The typical building stock of north-western German cities since the late Middle Ages included not only large and magnificent citizen houses but also many small, usually modest, unadorned residential buildings, which were referred to as “stalls”, “Gademe” or “small houses”. These were the homes of the poorer urban population, including maids, servants, and craftsmen or day labourers with their families. The living conditions in them were modest. The houses were very small, had only one or two floors, and thus contained only a few rooms.

Often they stood directly on the roadside and also had only a little own courtyard behind the house. The residents were usually not the owners, but tenants. Often, as non-citizens, they did not even have the right to acquire land and property in the city. Owners were instead mostly members of the urban upper class, sometimes also churches and monasteries. They could earn additional income by renting these buildings (rent).

Most of these small rental houses were located on rather insignificant side streets, in the outskirts of the city, or around the churchyard. Many small houses were built with the eaves side to the street, several in a row under a common roof - as Gadem rows or stall lines.

In addition to the widespread rental cottages, there were also small houses that were owned by their residents. The attractiveness of the small houses declined over time due to the perceived cramped living conditions. This could be solved in individual cases by merging two living units into one large apartment. However, there were often building demolitions. Today, even in cities with a lot of historical building fabric, only a few Gademe or stalls are preserved.

In Detmold, for the first time in an open-air museum in Germany, such a building is being rebuilt.

Budenzeile Tribenstraße 18, 20, and 22 from Herford

The Budenzeile (hut row) refers to a row of rental houses (originally in the form of two “double booths”) that were built on the backyard area of the bourgeois property Bügelstraße 3 in Herford. At their core, they are half-timbered buildings from the 17th century with younger modifications from the early 19th and early 20th century, including a repair after a fire in 1815.

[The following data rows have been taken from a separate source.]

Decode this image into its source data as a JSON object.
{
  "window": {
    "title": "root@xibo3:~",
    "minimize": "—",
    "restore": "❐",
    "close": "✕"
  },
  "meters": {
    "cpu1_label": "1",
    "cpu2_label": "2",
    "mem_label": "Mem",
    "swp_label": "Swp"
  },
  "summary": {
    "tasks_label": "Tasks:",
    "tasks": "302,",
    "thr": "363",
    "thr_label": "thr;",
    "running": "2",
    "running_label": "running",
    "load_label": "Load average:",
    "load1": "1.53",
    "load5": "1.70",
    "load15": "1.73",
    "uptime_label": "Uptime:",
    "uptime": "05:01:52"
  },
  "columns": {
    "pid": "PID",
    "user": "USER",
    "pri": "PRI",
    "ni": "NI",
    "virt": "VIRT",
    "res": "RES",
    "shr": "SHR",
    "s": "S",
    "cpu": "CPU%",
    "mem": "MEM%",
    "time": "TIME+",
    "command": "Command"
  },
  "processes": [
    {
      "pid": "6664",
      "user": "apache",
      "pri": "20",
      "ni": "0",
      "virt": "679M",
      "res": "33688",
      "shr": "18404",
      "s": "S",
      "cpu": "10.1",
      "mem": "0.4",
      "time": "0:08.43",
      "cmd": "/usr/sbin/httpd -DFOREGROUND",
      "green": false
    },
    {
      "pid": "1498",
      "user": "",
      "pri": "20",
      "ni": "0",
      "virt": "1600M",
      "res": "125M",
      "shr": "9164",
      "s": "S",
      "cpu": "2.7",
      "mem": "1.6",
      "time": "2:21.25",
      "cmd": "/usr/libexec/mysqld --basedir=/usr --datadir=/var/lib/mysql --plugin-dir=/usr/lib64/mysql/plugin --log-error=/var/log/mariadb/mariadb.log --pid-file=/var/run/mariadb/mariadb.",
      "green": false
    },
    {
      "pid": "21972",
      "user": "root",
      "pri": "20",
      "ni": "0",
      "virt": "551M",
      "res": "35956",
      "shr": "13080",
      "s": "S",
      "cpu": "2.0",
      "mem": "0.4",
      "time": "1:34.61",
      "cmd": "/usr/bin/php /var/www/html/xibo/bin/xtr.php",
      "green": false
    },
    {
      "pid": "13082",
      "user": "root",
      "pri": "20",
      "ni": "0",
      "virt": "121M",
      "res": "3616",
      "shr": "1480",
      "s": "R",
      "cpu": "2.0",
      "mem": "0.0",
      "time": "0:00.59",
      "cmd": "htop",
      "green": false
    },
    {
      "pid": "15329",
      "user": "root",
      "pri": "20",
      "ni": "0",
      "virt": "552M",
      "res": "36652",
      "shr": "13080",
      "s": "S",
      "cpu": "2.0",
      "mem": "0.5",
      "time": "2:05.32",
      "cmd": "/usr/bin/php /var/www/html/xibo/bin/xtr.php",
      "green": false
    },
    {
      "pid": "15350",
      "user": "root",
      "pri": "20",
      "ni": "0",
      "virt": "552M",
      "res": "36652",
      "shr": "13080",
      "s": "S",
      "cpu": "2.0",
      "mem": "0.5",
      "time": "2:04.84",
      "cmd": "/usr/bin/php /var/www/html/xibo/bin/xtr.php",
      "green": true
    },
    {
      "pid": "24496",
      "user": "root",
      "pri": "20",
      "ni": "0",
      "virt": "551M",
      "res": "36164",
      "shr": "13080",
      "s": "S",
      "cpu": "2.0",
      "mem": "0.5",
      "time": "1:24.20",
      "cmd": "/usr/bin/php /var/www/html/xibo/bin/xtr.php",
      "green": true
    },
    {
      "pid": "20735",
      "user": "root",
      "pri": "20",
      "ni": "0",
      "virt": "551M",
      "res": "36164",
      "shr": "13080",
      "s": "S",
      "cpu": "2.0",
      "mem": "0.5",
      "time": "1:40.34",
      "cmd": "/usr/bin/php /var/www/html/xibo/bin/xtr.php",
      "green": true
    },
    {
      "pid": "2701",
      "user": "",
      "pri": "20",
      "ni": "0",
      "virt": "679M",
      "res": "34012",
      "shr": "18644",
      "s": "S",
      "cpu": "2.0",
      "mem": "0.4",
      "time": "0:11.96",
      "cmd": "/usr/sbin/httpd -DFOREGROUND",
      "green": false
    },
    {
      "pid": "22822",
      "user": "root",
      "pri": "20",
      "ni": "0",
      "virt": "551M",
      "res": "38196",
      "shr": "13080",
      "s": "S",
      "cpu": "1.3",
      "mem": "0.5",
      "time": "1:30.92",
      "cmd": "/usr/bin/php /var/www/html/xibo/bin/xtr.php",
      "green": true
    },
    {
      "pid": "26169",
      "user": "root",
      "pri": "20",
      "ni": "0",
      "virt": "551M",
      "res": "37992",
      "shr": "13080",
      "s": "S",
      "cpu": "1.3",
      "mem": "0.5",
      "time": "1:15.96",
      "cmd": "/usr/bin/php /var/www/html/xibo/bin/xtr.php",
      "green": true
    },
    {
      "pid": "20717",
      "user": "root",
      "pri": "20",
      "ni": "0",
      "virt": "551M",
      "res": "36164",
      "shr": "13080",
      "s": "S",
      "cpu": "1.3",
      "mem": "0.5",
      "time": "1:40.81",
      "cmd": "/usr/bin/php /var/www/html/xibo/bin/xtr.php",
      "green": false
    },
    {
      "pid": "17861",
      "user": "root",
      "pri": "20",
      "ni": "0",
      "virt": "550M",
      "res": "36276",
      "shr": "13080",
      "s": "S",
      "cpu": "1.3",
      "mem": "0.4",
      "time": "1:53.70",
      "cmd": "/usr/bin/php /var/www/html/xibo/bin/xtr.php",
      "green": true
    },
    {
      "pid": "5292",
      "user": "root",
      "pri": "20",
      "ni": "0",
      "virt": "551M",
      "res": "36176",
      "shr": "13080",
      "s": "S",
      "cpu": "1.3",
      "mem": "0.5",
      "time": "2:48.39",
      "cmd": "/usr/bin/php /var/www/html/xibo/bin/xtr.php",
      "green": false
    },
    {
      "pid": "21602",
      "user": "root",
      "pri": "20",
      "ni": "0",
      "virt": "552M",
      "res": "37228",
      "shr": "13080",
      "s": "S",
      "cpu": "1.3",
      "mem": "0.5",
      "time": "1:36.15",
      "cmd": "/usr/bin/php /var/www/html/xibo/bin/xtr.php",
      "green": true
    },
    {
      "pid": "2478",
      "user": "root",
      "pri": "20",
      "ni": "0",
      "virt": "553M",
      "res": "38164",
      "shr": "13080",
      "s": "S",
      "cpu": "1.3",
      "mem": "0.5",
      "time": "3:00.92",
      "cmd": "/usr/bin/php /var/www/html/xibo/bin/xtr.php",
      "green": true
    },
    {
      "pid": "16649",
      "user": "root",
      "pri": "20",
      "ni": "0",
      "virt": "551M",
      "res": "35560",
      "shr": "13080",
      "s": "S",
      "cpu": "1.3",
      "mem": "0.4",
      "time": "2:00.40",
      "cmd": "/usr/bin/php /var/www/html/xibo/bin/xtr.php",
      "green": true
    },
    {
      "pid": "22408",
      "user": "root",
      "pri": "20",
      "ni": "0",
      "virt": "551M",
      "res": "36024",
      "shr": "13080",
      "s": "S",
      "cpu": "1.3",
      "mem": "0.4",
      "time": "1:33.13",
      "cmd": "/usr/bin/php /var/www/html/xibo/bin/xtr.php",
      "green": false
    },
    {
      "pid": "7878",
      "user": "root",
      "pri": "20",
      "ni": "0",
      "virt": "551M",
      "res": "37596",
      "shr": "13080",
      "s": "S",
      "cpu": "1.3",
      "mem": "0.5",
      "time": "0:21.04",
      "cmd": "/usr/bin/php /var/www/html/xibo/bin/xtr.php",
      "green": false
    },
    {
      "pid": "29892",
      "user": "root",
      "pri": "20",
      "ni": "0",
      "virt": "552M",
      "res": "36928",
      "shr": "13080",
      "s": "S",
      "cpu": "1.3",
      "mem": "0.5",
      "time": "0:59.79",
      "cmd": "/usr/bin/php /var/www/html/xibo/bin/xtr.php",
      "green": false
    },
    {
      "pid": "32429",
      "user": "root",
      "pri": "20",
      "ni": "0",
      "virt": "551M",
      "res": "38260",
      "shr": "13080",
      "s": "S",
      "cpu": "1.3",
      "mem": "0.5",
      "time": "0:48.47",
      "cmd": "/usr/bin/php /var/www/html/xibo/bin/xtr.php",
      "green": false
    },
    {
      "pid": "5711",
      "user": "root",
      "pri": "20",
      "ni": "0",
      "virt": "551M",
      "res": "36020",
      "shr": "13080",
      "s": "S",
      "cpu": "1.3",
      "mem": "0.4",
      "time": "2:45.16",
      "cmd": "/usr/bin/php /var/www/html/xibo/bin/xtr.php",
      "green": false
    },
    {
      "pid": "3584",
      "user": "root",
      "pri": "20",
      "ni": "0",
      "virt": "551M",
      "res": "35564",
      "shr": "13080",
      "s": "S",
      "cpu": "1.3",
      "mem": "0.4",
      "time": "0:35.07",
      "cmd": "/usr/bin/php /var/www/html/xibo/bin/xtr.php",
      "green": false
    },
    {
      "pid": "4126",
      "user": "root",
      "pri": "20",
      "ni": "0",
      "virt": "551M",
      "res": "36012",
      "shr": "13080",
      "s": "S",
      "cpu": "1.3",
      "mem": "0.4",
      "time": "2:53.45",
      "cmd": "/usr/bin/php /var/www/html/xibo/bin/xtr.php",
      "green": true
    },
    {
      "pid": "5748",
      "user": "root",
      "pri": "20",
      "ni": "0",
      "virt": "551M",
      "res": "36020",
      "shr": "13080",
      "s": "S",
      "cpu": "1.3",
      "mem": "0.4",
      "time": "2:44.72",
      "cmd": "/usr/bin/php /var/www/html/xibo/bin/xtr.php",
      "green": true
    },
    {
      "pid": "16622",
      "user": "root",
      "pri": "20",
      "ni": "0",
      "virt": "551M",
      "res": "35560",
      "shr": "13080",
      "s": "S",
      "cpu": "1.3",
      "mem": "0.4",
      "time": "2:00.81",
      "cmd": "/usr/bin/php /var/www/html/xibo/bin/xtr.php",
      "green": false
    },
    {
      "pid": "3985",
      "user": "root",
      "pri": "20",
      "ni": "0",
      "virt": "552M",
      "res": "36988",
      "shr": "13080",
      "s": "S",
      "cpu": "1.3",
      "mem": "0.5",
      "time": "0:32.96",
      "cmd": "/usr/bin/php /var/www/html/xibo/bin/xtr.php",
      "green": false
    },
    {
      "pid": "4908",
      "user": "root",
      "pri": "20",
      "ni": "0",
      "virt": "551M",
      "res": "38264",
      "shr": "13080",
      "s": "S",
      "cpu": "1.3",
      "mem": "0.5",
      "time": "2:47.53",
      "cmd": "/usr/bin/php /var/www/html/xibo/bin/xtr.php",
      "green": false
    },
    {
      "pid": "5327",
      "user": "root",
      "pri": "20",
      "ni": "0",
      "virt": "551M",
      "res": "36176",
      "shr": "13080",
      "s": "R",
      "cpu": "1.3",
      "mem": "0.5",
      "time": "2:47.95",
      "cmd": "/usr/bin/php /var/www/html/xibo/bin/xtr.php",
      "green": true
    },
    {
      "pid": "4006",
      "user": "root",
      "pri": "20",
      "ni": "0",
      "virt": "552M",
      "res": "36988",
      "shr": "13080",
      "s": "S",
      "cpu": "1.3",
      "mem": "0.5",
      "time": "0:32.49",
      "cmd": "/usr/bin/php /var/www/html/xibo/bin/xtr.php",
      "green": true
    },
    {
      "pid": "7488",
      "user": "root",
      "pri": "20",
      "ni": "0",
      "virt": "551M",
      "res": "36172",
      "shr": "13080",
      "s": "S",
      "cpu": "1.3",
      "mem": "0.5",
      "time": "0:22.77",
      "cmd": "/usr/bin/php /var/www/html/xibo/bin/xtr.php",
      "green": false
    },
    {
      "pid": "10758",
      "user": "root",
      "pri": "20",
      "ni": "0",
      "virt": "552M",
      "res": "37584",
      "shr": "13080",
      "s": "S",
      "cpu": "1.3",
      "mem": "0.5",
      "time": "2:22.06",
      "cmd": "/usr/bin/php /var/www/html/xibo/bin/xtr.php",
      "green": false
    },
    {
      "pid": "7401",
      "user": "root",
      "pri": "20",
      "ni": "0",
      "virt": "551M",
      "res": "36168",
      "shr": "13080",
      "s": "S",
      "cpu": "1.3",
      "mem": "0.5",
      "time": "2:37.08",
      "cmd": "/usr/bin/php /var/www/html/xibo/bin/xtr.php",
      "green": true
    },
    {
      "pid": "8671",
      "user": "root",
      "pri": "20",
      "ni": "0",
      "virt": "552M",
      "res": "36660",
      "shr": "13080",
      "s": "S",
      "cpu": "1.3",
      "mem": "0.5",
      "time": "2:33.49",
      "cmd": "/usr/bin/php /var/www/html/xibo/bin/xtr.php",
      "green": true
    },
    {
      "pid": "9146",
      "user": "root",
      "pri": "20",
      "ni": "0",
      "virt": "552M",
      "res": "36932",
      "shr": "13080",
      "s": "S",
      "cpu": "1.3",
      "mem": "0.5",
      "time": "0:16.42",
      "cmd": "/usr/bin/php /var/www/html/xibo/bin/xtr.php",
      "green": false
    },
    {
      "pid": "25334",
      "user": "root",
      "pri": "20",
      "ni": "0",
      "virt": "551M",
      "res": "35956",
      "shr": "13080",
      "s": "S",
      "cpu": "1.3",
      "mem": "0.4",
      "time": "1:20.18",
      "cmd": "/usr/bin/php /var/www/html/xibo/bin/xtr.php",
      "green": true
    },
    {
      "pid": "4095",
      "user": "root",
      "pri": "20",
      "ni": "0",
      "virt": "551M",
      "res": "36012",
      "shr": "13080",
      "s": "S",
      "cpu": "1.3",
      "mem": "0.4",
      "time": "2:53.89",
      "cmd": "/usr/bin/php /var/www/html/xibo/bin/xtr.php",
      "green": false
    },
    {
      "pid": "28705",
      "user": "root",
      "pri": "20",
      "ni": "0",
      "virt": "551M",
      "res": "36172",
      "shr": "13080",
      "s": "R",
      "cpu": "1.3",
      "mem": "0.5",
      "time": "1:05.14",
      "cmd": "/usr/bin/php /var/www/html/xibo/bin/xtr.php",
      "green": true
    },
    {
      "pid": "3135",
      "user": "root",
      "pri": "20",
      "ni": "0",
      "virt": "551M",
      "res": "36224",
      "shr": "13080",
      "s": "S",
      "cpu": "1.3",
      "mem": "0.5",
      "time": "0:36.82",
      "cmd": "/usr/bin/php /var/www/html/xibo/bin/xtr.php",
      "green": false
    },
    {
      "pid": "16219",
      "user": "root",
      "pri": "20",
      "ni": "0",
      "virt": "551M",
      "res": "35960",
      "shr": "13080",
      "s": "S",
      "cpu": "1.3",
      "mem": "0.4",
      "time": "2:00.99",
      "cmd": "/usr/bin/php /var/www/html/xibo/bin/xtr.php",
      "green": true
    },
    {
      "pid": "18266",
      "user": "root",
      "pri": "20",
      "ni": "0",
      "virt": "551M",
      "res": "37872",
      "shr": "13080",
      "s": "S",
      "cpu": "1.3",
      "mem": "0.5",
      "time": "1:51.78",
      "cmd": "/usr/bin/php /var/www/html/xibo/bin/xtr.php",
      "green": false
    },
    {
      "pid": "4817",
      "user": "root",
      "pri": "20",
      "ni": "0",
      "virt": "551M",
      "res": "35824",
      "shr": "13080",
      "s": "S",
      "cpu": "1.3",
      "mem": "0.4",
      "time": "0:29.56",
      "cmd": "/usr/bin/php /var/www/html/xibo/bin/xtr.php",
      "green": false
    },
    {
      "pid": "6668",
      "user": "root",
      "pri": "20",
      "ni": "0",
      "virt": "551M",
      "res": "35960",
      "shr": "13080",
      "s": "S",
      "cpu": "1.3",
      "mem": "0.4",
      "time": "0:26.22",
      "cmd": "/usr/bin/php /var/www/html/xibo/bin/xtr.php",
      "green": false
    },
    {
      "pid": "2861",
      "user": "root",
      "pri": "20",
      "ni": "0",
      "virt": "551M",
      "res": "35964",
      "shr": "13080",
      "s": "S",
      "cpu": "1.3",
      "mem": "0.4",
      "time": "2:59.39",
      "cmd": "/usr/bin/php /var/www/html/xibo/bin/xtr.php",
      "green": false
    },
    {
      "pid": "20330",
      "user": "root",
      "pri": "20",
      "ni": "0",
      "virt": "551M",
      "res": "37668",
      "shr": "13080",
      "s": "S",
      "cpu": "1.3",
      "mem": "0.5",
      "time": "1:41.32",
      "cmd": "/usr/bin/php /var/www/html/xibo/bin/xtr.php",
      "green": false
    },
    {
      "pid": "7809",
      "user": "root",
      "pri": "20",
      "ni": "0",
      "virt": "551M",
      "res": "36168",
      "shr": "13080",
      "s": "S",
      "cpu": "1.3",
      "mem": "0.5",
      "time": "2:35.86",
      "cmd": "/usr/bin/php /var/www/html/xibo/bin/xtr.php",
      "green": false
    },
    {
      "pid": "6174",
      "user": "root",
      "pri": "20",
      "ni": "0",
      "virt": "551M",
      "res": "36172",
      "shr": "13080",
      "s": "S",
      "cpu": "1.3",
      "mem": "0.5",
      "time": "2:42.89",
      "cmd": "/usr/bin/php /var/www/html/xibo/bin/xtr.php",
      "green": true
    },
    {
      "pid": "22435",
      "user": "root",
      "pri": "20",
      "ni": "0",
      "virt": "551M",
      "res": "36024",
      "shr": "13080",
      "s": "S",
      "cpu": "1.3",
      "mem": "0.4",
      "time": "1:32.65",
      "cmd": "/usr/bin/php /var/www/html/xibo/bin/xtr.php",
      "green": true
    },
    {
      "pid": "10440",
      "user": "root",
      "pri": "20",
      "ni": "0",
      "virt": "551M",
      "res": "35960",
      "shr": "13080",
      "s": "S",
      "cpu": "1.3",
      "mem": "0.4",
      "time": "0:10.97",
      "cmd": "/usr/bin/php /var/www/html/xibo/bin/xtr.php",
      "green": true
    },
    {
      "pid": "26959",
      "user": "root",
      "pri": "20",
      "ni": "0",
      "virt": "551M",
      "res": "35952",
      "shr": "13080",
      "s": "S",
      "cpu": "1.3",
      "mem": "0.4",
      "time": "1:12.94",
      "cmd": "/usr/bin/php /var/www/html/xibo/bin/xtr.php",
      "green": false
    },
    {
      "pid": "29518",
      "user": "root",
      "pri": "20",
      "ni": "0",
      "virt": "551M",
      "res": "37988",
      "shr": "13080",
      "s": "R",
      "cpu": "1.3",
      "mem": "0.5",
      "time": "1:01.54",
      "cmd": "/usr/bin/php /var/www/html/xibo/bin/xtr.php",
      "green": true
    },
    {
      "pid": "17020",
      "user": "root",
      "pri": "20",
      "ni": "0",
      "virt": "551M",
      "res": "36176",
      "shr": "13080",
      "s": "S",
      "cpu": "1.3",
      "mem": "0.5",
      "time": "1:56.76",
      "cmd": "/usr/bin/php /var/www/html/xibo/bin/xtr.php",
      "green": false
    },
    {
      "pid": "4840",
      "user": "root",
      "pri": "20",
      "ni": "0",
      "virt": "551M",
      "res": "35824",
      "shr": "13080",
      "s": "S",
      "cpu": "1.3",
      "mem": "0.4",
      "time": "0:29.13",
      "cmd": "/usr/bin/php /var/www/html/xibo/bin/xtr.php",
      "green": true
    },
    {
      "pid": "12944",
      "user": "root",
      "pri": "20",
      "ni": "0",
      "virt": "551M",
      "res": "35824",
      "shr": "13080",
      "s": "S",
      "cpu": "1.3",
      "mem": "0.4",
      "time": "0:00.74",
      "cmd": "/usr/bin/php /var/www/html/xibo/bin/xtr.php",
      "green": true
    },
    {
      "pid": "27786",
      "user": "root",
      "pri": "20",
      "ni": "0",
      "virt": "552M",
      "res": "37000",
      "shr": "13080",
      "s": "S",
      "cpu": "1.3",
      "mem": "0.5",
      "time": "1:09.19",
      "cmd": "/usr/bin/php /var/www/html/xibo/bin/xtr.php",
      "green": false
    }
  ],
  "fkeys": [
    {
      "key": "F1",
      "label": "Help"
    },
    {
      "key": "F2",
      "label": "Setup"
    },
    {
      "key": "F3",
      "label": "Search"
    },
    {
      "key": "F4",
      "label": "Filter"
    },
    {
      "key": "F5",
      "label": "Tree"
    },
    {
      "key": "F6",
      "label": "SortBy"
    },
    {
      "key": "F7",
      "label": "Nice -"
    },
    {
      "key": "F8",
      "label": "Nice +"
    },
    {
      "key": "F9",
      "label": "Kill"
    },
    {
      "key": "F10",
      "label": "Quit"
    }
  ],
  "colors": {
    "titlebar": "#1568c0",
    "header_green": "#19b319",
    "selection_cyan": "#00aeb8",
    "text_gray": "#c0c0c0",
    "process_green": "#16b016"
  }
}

The city of Herford had dismantled the Budenzeile in 1977 to make room for the construction of a new department store and at the same time with the intention of rebuilding the booths elsewhere in the city layout. The project was not implemented. Instead, the open-air museum took over the dismantled building in 2016.

The restoration work on the half-timbered framework began in December 2023. As a first step, the left part of the Budenzeile - corresponding to the old house numbers Tribenstraße 18 and 20 - is to be rebuilt in the museum. House number 22 will follow later.